The situation remains alarming as the factory activity grew at its weakest in March 2021. The Nikkei manufacturing purchasing managers’ index (PMI) declined to a seven-month low of 55.4 from 57.5 in February on demand squeeze. A Reuters survey says that Asia’s third largest economy despite some recent improvements is heading for the biggest risk to the outlook. The rupee is already taking a hit for national, international situations as well as severe price hike and income squeeze. The country cannot also relax fiscal deficit norms as suggested by Home Minister Amit Shah.
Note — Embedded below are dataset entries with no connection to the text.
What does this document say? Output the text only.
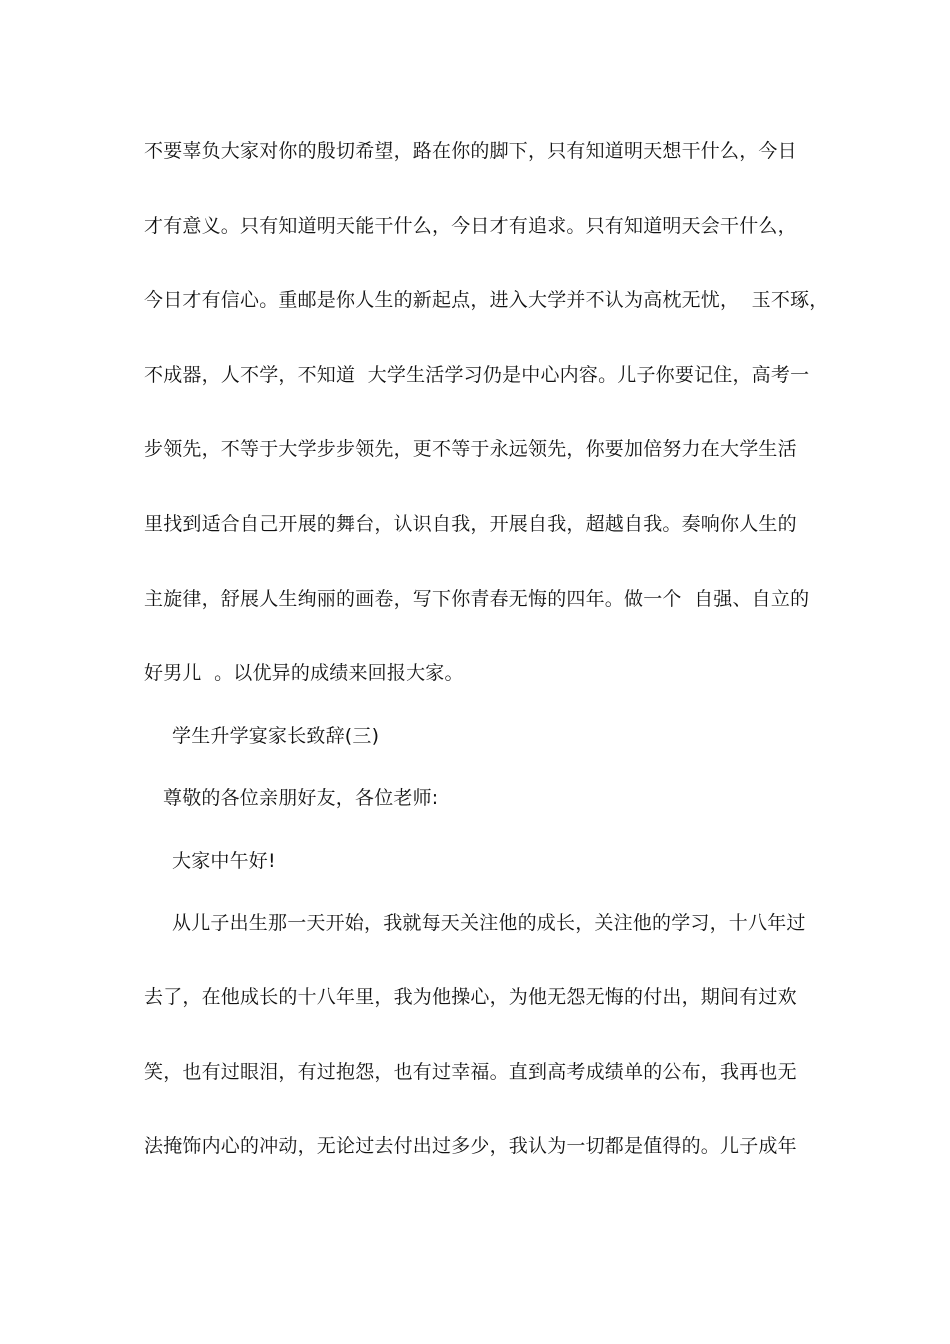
不要辜负大家对你的殷切希望，路在你的脚下，只有知道明天想干什么，今日
才有意义。只有知道明天能干什么，今日才有追求。只有知道明天会干什么，
今日才有信心。重邮是你人生的新起点，进入大学并不认为高枕无忧，  玉不琢，
不成器，人不学，不知道  大学生活学习仍是中心内容。儿子你要记住，高考一
步领先，不等于大学步步领先，更不等于永远领先，你要加倍努力在大学生活
里找到适合自己开展的舞台，认识自我，开展自我，超越自我。奏响你人生的
主旋律，舒展人生绚丽的画卷，写下你青春无悔的四年。做一个  自强、自立的
好男儿  。以优异的成绩来回报大家。
学生升学宴家长致辞(三)
尊敬的各位亲朋好友，各位老师:
大家中午好!
从儿子出生那一天开始，我就每天关注他的成长，关注他的学习，十八年过
去了，在他成长的十八年里，我为他操心，为他无怨无悔的付出，期间有过欢
笑，也有过眼泪，有过抱怨，也有过幸福。直到高考成绩单的公布，我再也无
法掩饰内心的冲动，无论过去付出过多少，我认为一切都是值得的。儿子成年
Rising government debts may have many dangers.

The second largest populated country having a capacity to grow fast has to change its policies. It cannot force repeated closures of social and economic activities for an unconfirmed fear of a disease. Some health sector people link the new supposed surge to intense vaccination. Even the efficacy of the vaccine produced in a jiffy is being questioned as the production and testing process are yet to be made public. It is also said that pneumonia vaccine has yet not been found even after over 100 years of modern medicine. The concerns may remain though the fears are more speculative. However, it calls for the nation and Prime Minister Narendra Modi to reconsider whether every now and then the country should impose jittery closures. A protocol must be developed so that it continues its work as during war time with least of disruption during any future epidemic. Diseases surge and go but a nation has to sprint to success without closing down for a day.